◎コレラは感染性下痢症のひとつで、治療せずに放置すると数時間で死に至ることもある。
スーダン、首都ハルツーム、戦闘に巻き込まれ全壊した民家(Getty Images)

アフリカ北東部・スーダンでコレラが大流行し、2週間足らずで感染者が40%近く急増した。国連が8日、明らかにした。

それによると、全国18州のうち11州で2万1288人がコレラに感染し、うち626人が死亡したという。

9月26日時点の感染者は1万5777人、死者は506人であった。

国連児童基金(ユニセフ)と世界保健機関(WHO)は軍事政権と協力して、コレラ経口ワクチンの接種を行っている。

軍政と準軍事組織「即応支援部隊(RSF)」は昨年4月から首都ハルツームなどの支配権を争っている。

この内戦は世界最悪の人道危機に発展。人口の5割強にあたる約2500万人が飢餓に直面し、2万人以上が死亡、数万人が負傷したと推定されている。

激戦が続く西部ダルフール地方では複数の地域で餓死者が出ているという情報もある。被害の全容は明らかになっておらず、調査が進む目途も立っていない。

国連によると、東部地域の感染状況が特に深刻だという。

コレラは感染性下痢症のひとつで、治療せずに放置すると数時間で死に至ることもある。コレラ菌に汚染された水を飲んだり食品を食べたりすることで感染する。

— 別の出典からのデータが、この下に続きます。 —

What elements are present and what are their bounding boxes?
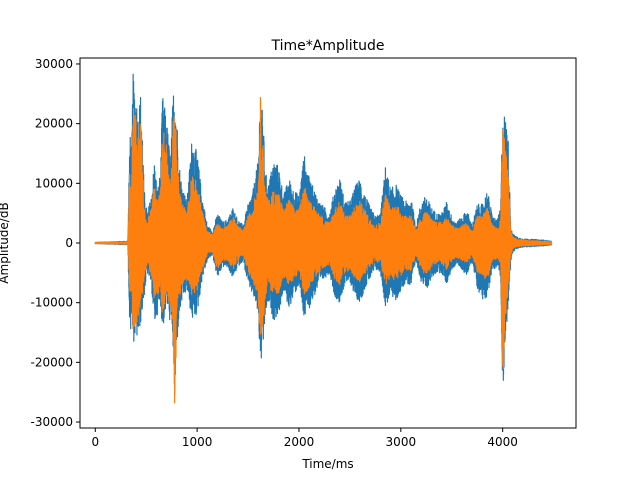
x-tick-label: 4000 (487, 435, 518, 449)
y-tick-label: 20000 (35, 117, 73, 131)
chart-title: Time*Amplitude (270, 38, 384, 54)
series-line-1 (94, 96, 553, 404)
y-tick-label: 30000 (35, 57, 73, 71)
y-tick-label: -10000 (30, 296, 73, 310)
x-axis-label: Time/ms (301, 457, 353, 471)
y-axis-label: Amplitude/dB (0, 202, 11, 283)
y-tick-label: -20000 (30, 355, 73, 369)
x-tick-label: 1000 (182, 435, 213, 449)
plot-frame (79, 57, 577, 429)
y-tick-label: 10000 (35, 176, 73, 190)
y-tick-label: 0 (65, 236, 73, 250)
plot-area (94, 73, 553, 404)
y-axis: -30000 -20000 -10000 0 10000 20000 30000 (30, 57, 80, 429)
y-tick-label: -30000 (30, 415, 73, 429)
x-tick-label: 2000 (284, 435, 315, 449)
x-tick-label: 0 (91, 435, 99, 449)
x-tick-label: 3000 (386, 435, 417, 449)
x-axis: 0 1000 2000 3000 4000 (91, 428, 518, 449)
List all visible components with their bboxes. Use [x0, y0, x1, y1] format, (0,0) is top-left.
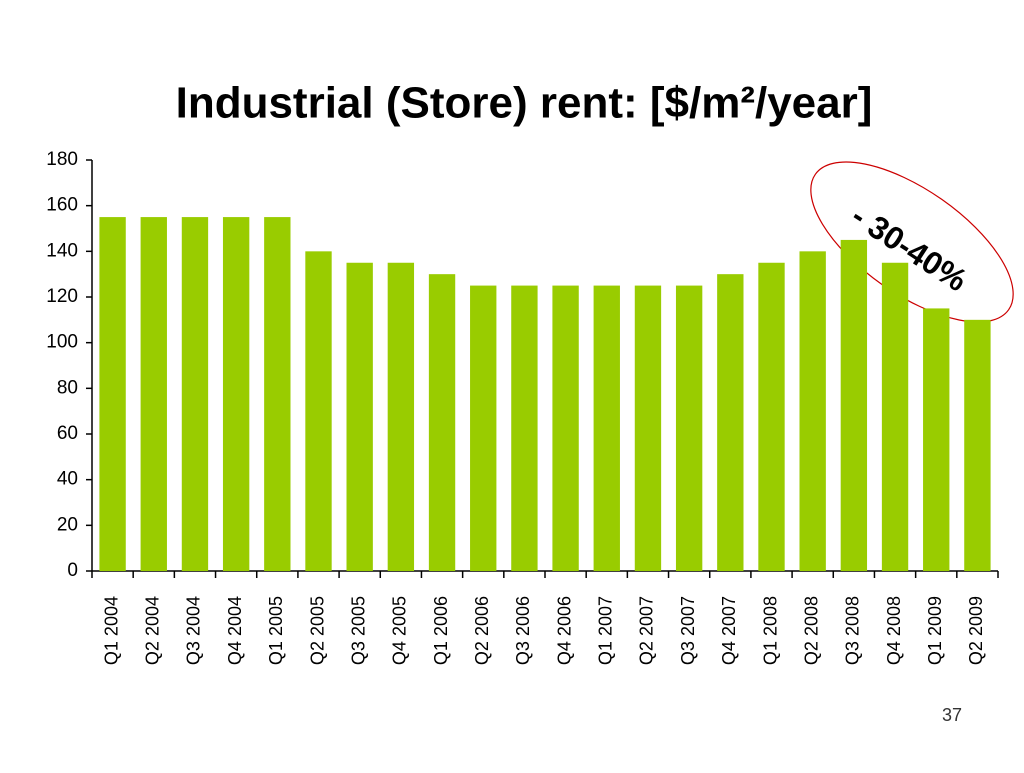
x-tick-label: Q4 2005: [390, 596, 410, 665]
x-tick-label: Q3 2005: [348, 596, 368, 665]
y-tick-label: 120: [46, 286, 78, 307]
y-tick-label: 80: [57, 377, 78, 398]
x-tick-label: Q3 2004: [184, 596, 204, 665]
x-tick-label: Q3 2006: [513, 596, 533, 665]
bar: [675, 285, 703, 571]
x-tick-label: Q1 2009: [925, 596, 945, 665]
bar: [964, 319, 991, 571]
x-tick-label: Q2 2004: [143, 596, 163, 665]
x-tick-label: Q1 2007: [596, 596, 616, 665]
x-tick-label: Q1 2006: [431, 596, 451, 665]
x-tick-label: Q1 2008: [760, 596, 780, 665]
x-tick-label: Q1 2005: [266, 596, 286, 665]
bar: [305, 251, 332, 572]
bar: [140, 217, 167, 572]
bar: [840, 239, 868, 571]
bar: [181, 217, 209, 572]
x-tick-label: Q2 2008: [801, 596, 821, 665]
y-tick-label: 0: [67, 560, 78, 581]
x-tick-label: Q3 2008: [843, 596, 863, 665]
bar: [99, 217, 126, 572]
bar: [346, 262, 373, 571]
x-tick-label: Q3 2007: [678, 596, 698, 665]
x-tick-label: Q2 2005: [307, 596, 327, 665]
y-tick-label: 20: [57, 514, 78, 535]
bar: [881, 262, 909, 571]
y-tick-label: 40: [57, 469, 78, 490]
bar: [552, 285, 579, 571]
bar: [923, 308, 950, 571]
y-tick-label: 100: [46, 332, 78, 353]
bar: [758, 262, 785, 571]
bar: [511, 285, 538, 571]
x-tick-label: Q2 2009: [966, 596, 986, 665]
x-tick-label: Q1 2004: [101, 596, 121, 665]
bar: [593, 285, 620, 571]
x-tick-label: Q4 2004: [225, 596, 245, 665]
bar: [387, 262, 415, 571]
bar: [717, 274, 744, 571]
x-tick-label: Q2 2007: [637, 596, 657, 665]
bar: [634, 285, 662, 571]
y-tick-label: 180: [46, 149, 78, 170]
x-tick-label: Q4 2007: [719, 596, 739, 665]
chart-title: Industrial (Store) rent: [$/m²/year]: [176, 79, 873, 128]
x-tick-label: Q4 2006: [554, 596, 574, 665]
x-tick-label: Q2 2006: [472, 596, 492, 665]
bar: [470, 285, 497, 571]
x-tick-label: Q4 2008: [884, 596, 904, 665]
y-tick-label: 160: [46, 195, 78, 216]
bar: [428, 274, 456, 571]
bar: [264, 217, 291, 572]
slide-number: 37: [942, 705, 962, 725]
y-tick-label: 140: [46, 240, 78, 261]
y-tick-label: 60: [57, 423, 78, 444]
bar: [222, 217, 250, 572]
bar: [799, 251, 826, 572]
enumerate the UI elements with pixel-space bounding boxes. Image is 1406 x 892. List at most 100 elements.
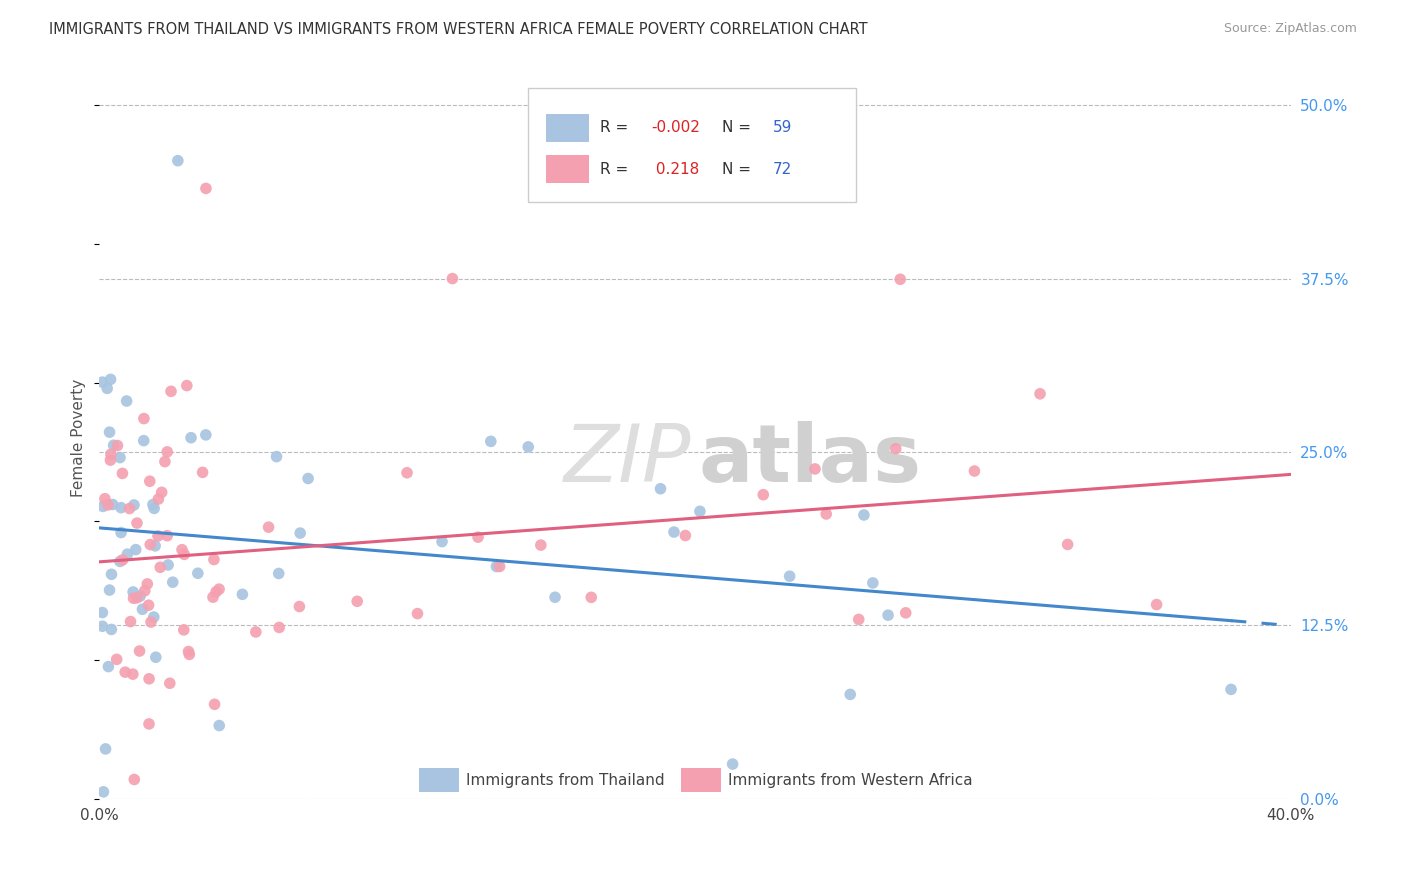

WHOのスーダン担当はAP通信の取材に対し、「感染者が急増していることは間違いなく、昨年の流行よりペースが速いことから、さらなる増加が懸念される」と語った。

軍政は7月末に最初の感染者を確認。翌月、非常事態を宣言した。

ユニセフは先月9日、40万4000回分の経口ワクチンを届けた。

ユニセフとWHOのワクチンキャンペーンは第2弾に入り、戦闘が続く州でも行われる予定だ。

5日には140万回分のワクチンを積んだユニセフのチャーター機がスーダンに到着した。このワクチンは多数の感染者が出ている東部3州に届けられる予定だ。